Jeremy Hayward

Personal information
- Full name: Jeremy Thomas Hayward
- Born: 3 March 1993 (age 33) Darwin, Northern Territory, Australia
- Height: 1.81 m (5 ft 11 in)
- Weight: 82 kg (181 lb)

Sport
- Sport: Field hockey
- Position: Defender
- Club: NT Stingers

National team
- Years: Team / Caps / Goals
- 2014–: Australia / 162 / (70)

Medal record
Men's field hockey
Representing Australia
Olympic Games
| Silver medal – second place | 2020 Tokyo | Team |
World Cup
| Gold medal – first place | 2014 The Hague |  |
| Bronze medal – third place | 2018 Bhubaneswar |  |
Commonwealth Games
| Gold medal – first place | 2018 Gold Coast | Team |
| Gold medal – first place | 2022 Birmingham | Team |
Champions Trophy
| Gold medal – first place | 2016 London |  |
| Gold medal – first place | 2018 Breda |  |
| Bronze medal – third place | 2014 Bhubaneswar |  |
Oceania Cup
| Gold medal – first place | 2017 Sydney |  |
| Gold medal – first place | 2019 Rockhampton |  |
| Gold medal – first place | 2023 Whangārei |  |
| Gold medal – first place | 2025 Darwin |  |
FIH Pro League
| Gold medal – first place | 2019 Amstelveen |  |
World League
| Gold medal – first place | 2014–15 Raipur |  |
| Gold medal – first place | 2016–17 Bhubaneswar |  |

= Jeremy Hayward =

Australian field hockey player

Jeremy Thomas Hayward (born 3 March 1993) is an Australian field hockey player.

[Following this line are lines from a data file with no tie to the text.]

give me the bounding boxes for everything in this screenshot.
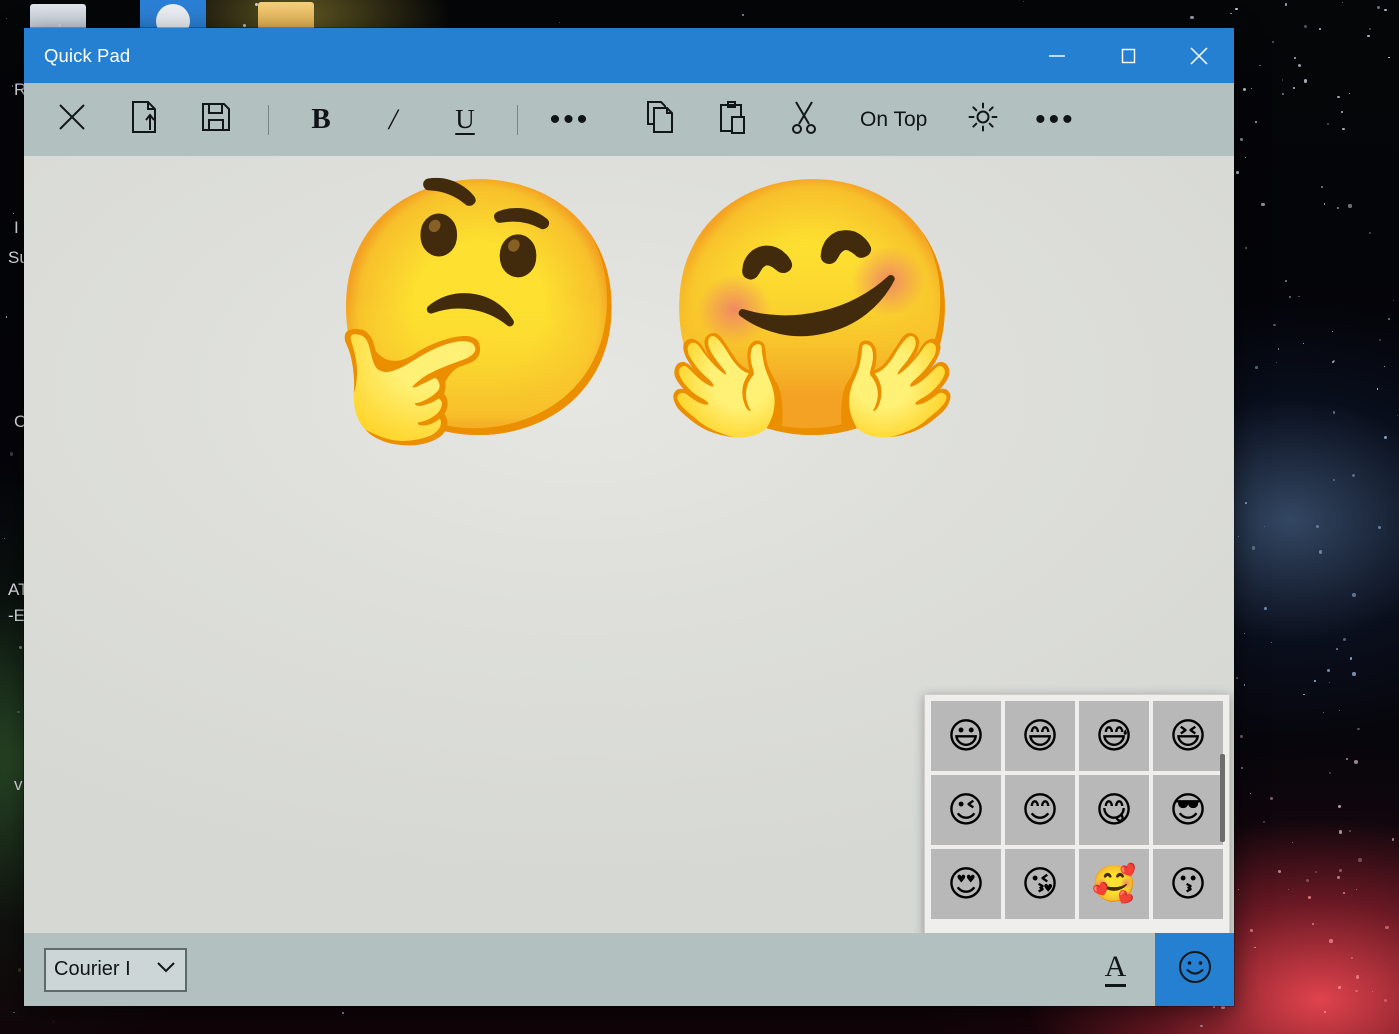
emoji-grinning-face-sweat[interactable]: 😅 xyxy=(1079,701,1149,771)
maximize-button[interactable] xyxy=(1092,28,1163,83)
title-bar[interactable]: Quick Pad xyxy=(24,28,1234,83)
overflow-menu-button[interactable]: ••• xyxy=(1019,92,1091,148)
on-top-label: On Top xyxy=(860,107,928,131)
emoji-smiling-face-heart-eyes[interactable]: 😍 xyxy=(931,849,1001,919)
bold-button[interactable]: B xyxy=(285,92,357,148)
copy-icon xyxy=(644,100,676,139)
close-document-button[interactable] xyxy=(36,92,108,148)
minimize-button[interactable] xyxy=(1021,28,1092,83)
close-button[interactable] xyxy=(1163,28,1234,83)
emoji-grinning-squinting-face[interactable]: 😆 xyxy=(1153,701,1223,771)
window-title: Quick Pad xyxy=(44,44,131,66)
toolbar-divider xyxy=(517,104,518,135)
scrollbar-thumb[interactable] xyxy=(1220,754,1225,842)
font-color-button[interactable]: A xyxy=(1076,933,1155,1006)
window-controls xyxy=(1021,28,1234,83)
document-up-arrow-icon xyxy=(128,100,160,139)
desktop-text-line: v xyxy=(14,775,23,794)
text-editor[interactable]: 🤔🤗 xyxy=(24,156,1234,444)
desktop-text-line: I xyxy=(14,218,19,237)
emoji-picker-panel[interactable]: 😃 😄 😅 😆 😉 😊 😋 😎 😍 😘 🥰 😗 xyxy=(924,694,1230,933)
chevron-down-icon xyxy=(155,960,177,979)
editor-area[interactable]: 🤔🤗 😃 😄 😅 😆 😉 😊 😋 😎 😍 😘 🥰 😗 xyxy=(24,156,1234,933)
paste-icon xyxy=(717,100,747,139)
emoji-kissing-face[interactable]: 😗 xyxy=(1153,849,1223,919)
ellipsis-icon: ••• xyxy=(1035,102,1076,136)
x-icon xyxy=(55,100,89,139)
scissors-icon xyxy=(789,100,819,139)
paste-button[interactable] xyxy=(696,92,768,148)
emoji-winking-face[interactable]: 😉 xyxy=(931,775,1001,845)
emoji-picker-toggle-button[interactable] xyxy=(1155,933,1234,1006)
cut-button[interactable] xyxy=(768,92,840,148)
smiley-face-icon xyxy=(1175,947,1215,992)
font-color-icon: A xyxy=(1104,952,1127,987)
font-family-dropdown[interactable]: Courier I xyxy=(44,947,187,992)
ellipsis-icon: ••• xyxy=(549,102,591,136)
italic-icon: / xyxy=(388,102,398,136)
settings-button[interactable] xyxy=(947,92,1019,148)
emoji-smiling-face-sunglasses[interactable]: 😎 xyxy=(1153,775,1223,845)
status-bar-actions: A xyxy=(1076,933,1234,1006)
quick-pad-window: Quick Pad B / U ••• On Top ••• 🤔🤗 😃 😄 😅 … xyxy=(24,28,1234,1006)
save-button[interactable] xyxy=(180,92,252,148)
status-bar: Courier I A xyxy=(24,933,1234,1006)
emoji-grinning-face-big-eyes[interactable]: 😃 xyxy=(931,701,1001,771)
gear-icon xyxy=(966,100,1000,139)
emoji-smiling-face-with-hearts[interactable]: 🥰 xyxy=(1079,849,1149,919)
toolbar-divider xyxy=(268,104,269,135)
floppy-disk-icon xyxy=(200,101,232,138)
font-family-value: Courier I xyxy=(54,958,131,980)
on-top-button[interactable]: On Top xyxy=(840,92,947,148)
formatting-toolbar: B / U ••• On Top ••• xyxy=(24,83,1234,156)
underline-icon: U xyxy=(455,104,475,134)
emoji-grid: 😃 😄 😅 😆 😉 😊 😋 😎 😍 😘 🥰 😗 xyxy=(931,701,1223,919)
more-formatting-button[interactable]: ••• xyxy=(534,92,606,148)
emoji-panel-scrollbar[interactable] xyxy=(1220,701,1225,933)
emoji-face-savoring-food[interactable]: 😋 xyxy=(1079,775,1149,845)
open-file-button[interactable] xyxy=(108,92,180,148)
emoji-face-blowing-kiss[interactable]: 😘 xyxy=(1005,849,1075,919)
emoji-smiling-face-smiling-eyes[interactable]: 😊 xyxy=(1005,775,1075,845)
underline-button[interactable]: U xyxy=(429,92,501,148)
copy-button[interactable] xyxy=(624,92,696,148)
italic-button[interactable]: / xyxy=(357,92,429,148)
bold-icon: B xyxy=(311,103,331,135)
emoji-grinning-face-smiling-eyes[interactable]: 😄 xyxy=(1005,701,1075,771)
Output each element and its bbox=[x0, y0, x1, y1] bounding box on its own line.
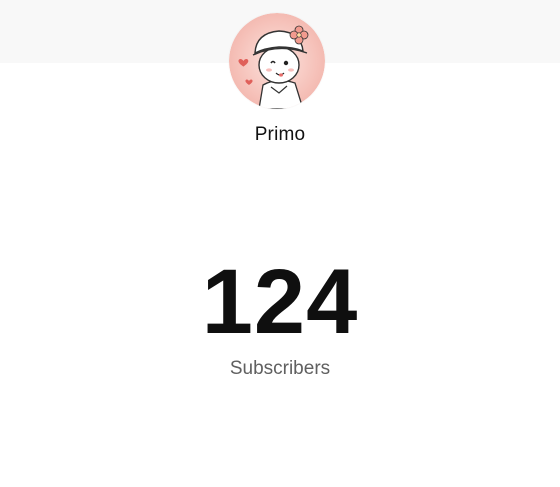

Hayward was part of the Australian team who won the 2014 Men's Hockey World Cup. The team defeated the Netherlands 6–1 in the final. Hayward was also awarded Young Player of the Tournament at this event.

Hayward was selected in the Kookaburras Olympics squad for the Tokyo 2020 Olympics. The team reached the final for the first time since 2004 but couldn't achieve gold, beaten by Belgium in a shootout.

Jeremy's brother Leon Hayward is a New Zealand field hockey player. The two competed against one another at the 2020 Tokyo Olympics.